Charged colloidal hollow spheres can be encountered in nature, e.g. viral capsids, or manufactured for their optical properties or vectorization capabilities. Understanding the electrostatics in suspensions of such particles is necessary to predict their motion at the microscopic scale and their structure at the macroscopic scale, with consequences on thermodynamics and rheology. Here we derive the DLVO-like interaction potential between two hollow spheres, accounting for shell thickness and dielectric permittivity effects. We validate this potential at the pair level thanks to 3D level set simulations of the Poisson-Boltzmann (PB) equation. Predictions of their equation of state with this potential and semi-theoretical methods are also shown to be often very accurate even in concentrated suspensions by comparison with many-body 3D simulations. This is unlike suspensions of full spheres for which many-body corrections beyond the DLVO theory are necessary. We will discuss the reasons for the need (or not) of these corrections for full and hollow spheres.
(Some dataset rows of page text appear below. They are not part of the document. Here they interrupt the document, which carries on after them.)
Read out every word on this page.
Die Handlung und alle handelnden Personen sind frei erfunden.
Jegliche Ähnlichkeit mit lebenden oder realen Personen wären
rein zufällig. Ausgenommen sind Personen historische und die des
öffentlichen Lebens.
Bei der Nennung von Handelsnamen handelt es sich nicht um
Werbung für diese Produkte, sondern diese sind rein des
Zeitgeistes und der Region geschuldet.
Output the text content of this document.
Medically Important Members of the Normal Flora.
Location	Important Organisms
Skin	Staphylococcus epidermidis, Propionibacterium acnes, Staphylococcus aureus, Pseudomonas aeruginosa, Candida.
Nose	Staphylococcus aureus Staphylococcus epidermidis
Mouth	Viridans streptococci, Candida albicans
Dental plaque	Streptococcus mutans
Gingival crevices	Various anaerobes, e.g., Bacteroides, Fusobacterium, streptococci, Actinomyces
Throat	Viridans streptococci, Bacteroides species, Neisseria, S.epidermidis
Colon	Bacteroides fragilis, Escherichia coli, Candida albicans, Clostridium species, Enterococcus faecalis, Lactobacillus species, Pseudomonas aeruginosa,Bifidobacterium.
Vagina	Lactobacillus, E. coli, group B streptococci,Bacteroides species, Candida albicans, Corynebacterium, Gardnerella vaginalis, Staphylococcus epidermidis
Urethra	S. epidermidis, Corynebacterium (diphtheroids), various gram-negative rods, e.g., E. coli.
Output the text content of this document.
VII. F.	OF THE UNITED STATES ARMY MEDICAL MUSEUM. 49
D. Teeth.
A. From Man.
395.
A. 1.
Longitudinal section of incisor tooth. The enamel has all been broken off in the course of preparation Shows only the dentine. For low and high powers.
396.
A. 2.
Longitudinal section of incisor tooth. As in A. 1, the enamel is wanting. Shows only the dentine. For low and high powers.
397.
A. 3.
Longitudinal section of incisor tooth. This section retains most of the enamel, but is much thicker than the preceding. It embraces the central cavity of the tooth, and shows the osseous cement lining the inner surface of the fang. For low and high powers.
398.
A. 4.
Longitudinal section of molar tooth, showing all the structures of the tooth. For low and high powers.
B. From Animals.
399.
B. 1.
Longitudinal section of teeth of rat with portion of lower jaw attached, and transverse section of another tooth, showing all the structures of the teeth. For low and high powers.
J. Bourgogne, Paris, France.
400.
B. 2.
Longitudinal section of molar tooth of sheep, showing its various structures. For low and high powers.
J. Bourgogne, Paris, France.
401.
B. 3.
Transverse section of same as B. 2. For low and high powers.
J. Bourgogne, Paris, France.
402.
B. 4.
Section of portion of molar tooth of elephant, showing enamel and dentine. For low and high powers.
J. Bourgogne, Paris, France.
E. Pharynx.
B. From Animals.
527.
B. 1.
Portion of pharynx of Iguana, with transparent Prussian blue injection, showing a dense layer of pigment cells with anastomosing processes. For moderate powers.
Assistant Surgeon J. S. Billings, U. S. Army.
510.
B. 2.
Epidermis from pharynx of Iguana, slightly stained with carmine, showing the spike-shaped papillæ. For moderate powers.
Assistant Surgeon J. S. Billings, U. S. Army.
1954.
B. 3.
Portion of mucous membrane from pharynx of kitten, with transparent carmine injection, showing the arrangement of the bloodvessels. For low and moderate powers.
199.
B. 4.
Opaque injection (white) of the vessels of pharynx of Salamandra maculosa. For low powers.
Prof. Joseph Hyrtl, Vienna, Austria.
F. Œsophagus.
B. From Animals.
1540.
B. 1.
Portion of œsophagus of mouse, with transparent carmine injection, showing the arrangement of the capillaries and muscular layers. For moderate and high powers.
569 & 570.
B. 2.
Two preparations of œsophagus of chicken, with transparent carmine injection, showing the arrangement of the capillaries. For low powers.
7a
[ Left: colloidal hollow sphere with salt ions; Right: simulation of a suspension of such colloids with the electric potential field represented qualitatively with color levels. ]
BRIEF ACADEMIC/EMPLOYMENT HISTORY
RECENT RESEARCH INTERESTS
Electrostatics and hydrodynamics in colloidal suspensions, equations of state, structure and rheology, particle capture during filtration, continuous transport models for colloidal fluids, high performance computing.